Now you can write a query like this:

SELECT 
    p.product_id,
    p.product_name,
    COUNT(o.order_id) as order_count,
    SUM(o.order_value) as total_value
FROM rds_source.ecommerce.products p
JOIN dynamodb_source.order_events o ON p.product_id = o.product_id
WHERE o.order_timestamp > date_format(current_timestamp - interval '7' day, '%Y-%m-%d')
    AND p.price > 50
GROUP BY p.product_id, p.product_name
ORDER BY total_value DESC
LIMIT 20

When you execute this query, Athena’s optimizer recognizes that the predicates on order_timestamp and price can be pushed down to the respective connectors. The RDS connector receives a request to fetch products with price > 50, filtering at the database level. The DynamoDB connector receives a request to scan order events with timestamps in the last 7 days. Both connectors return only the relevant data, the join happens in Athena, and you get your trending products without transferring gigabytes of unnecessary data.

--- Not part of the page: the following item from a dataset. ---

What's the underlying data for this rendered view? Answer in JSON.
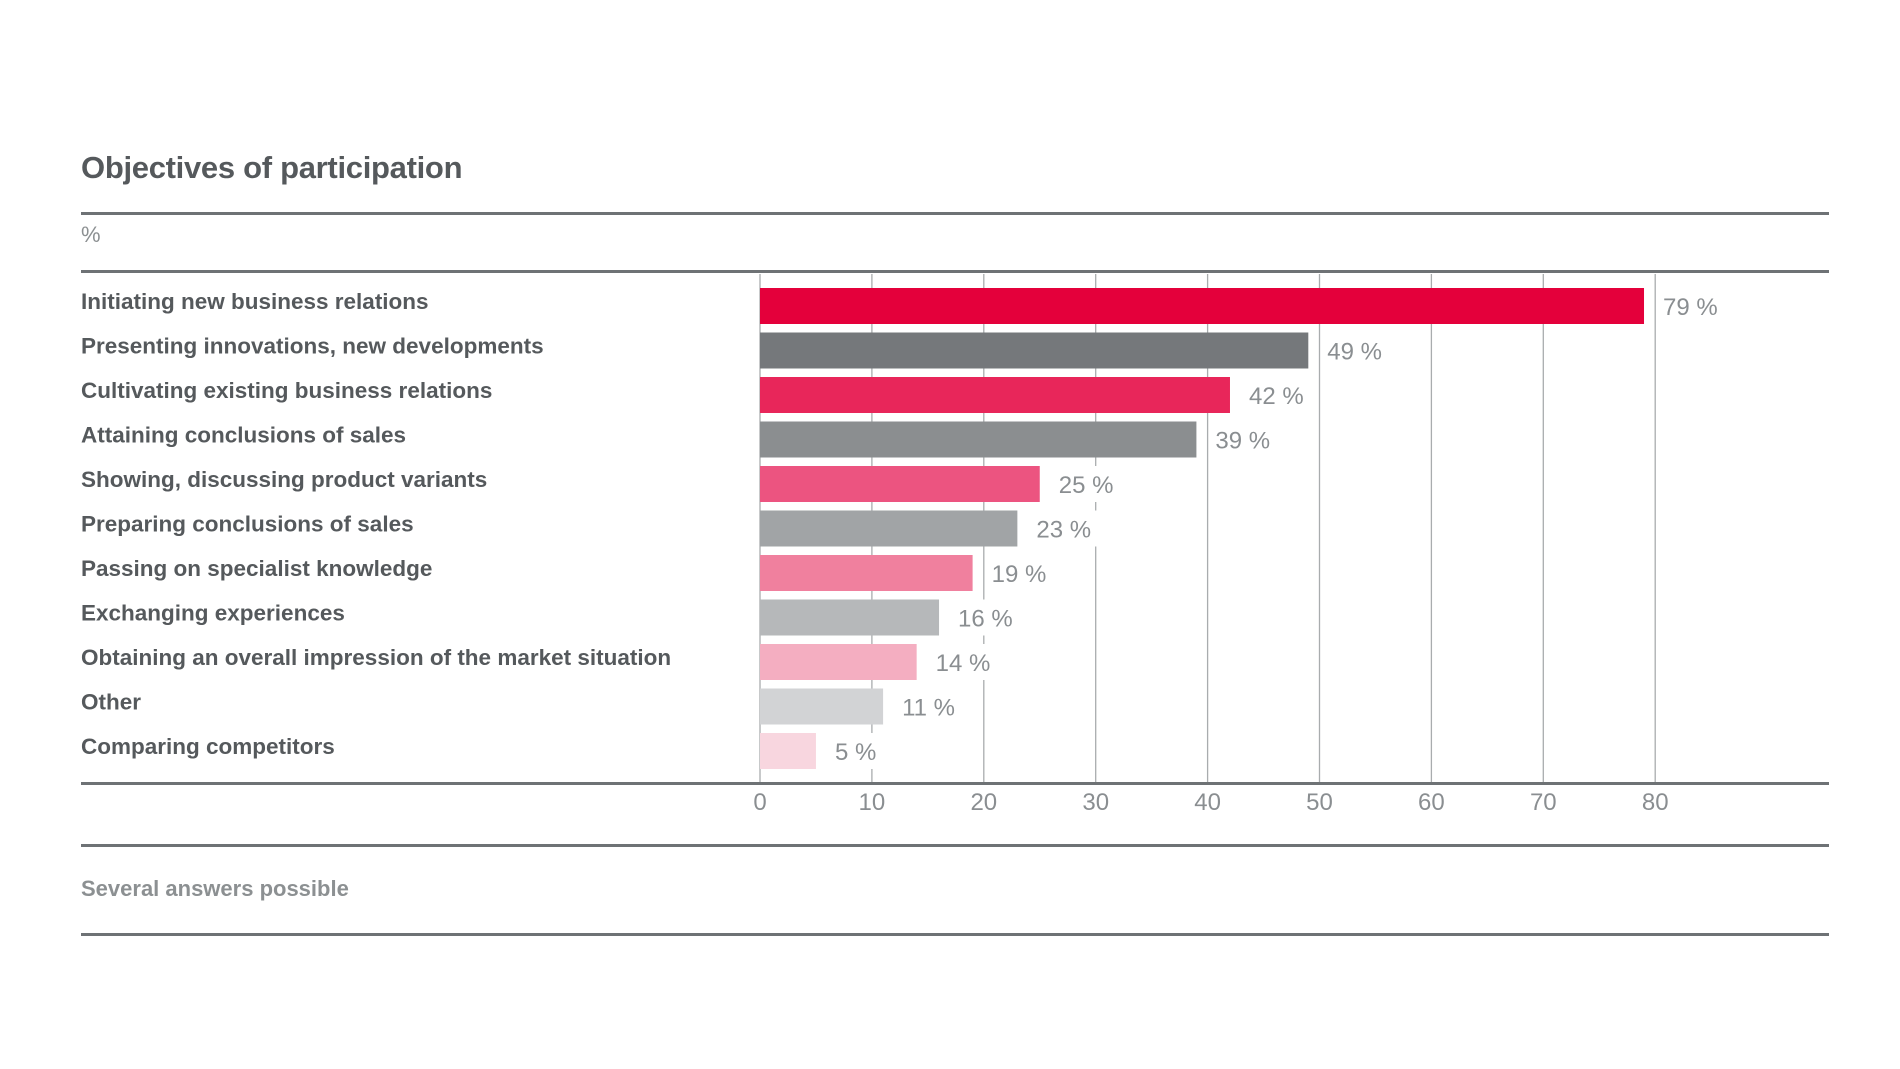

The results might take a few seconds to appear (depending on your data volume and remote system performance), but you’ve achieved something that would have been difficult without federated queries: correlating operational transactional data with event-driven behavioral data, all through a single SQL statement.

When Federated Queries Make Sense#

Federated queries are powerful, but they’re not always the right choice. Use them when you need to correlate data across multiple sources infrequently, when data freshness is important, or when data volumes are small enough that the performance impact is acceptable. They’re excellent for ad-hoc analysis, exploratory queries, and reporting that combines operational and analytical data.

Avoid federated queries for high-volume repeated scans, real-time dashboards that need subsecond latency, or scenarios where you’re essentially replacing a traditional ETL pipeline. For those use cases, the performance and cost benefits of replicating data into S3 usually outweigh the simplicity of federated queries.

Conclusion#

Amazon Athena’s federated query capability transforms it from a specialized S3 querying tool into a universal SQL interface for your entire data landscape. By understanding the architecture—how Lambda connectors act as intermediaries between Athena and remote data sources—you can architect solutions that avoid costly data replication while maintaining access to fresh operational data.

Whether you’re using AWS-provided connectors for common data sources like RDS and DynamoDB, or building custom connectors for specialized systems, the principles remain consistent: push predicates down to remote sources, minimize data transfer, and understand the performance and cost implications of your queries. With these foundational concepts in mind, you’re equipped to leverage federated queries effectively in your AWS applications, unlocking analytical capabilities that would be difficult or expensive to achieve through traditional approaches.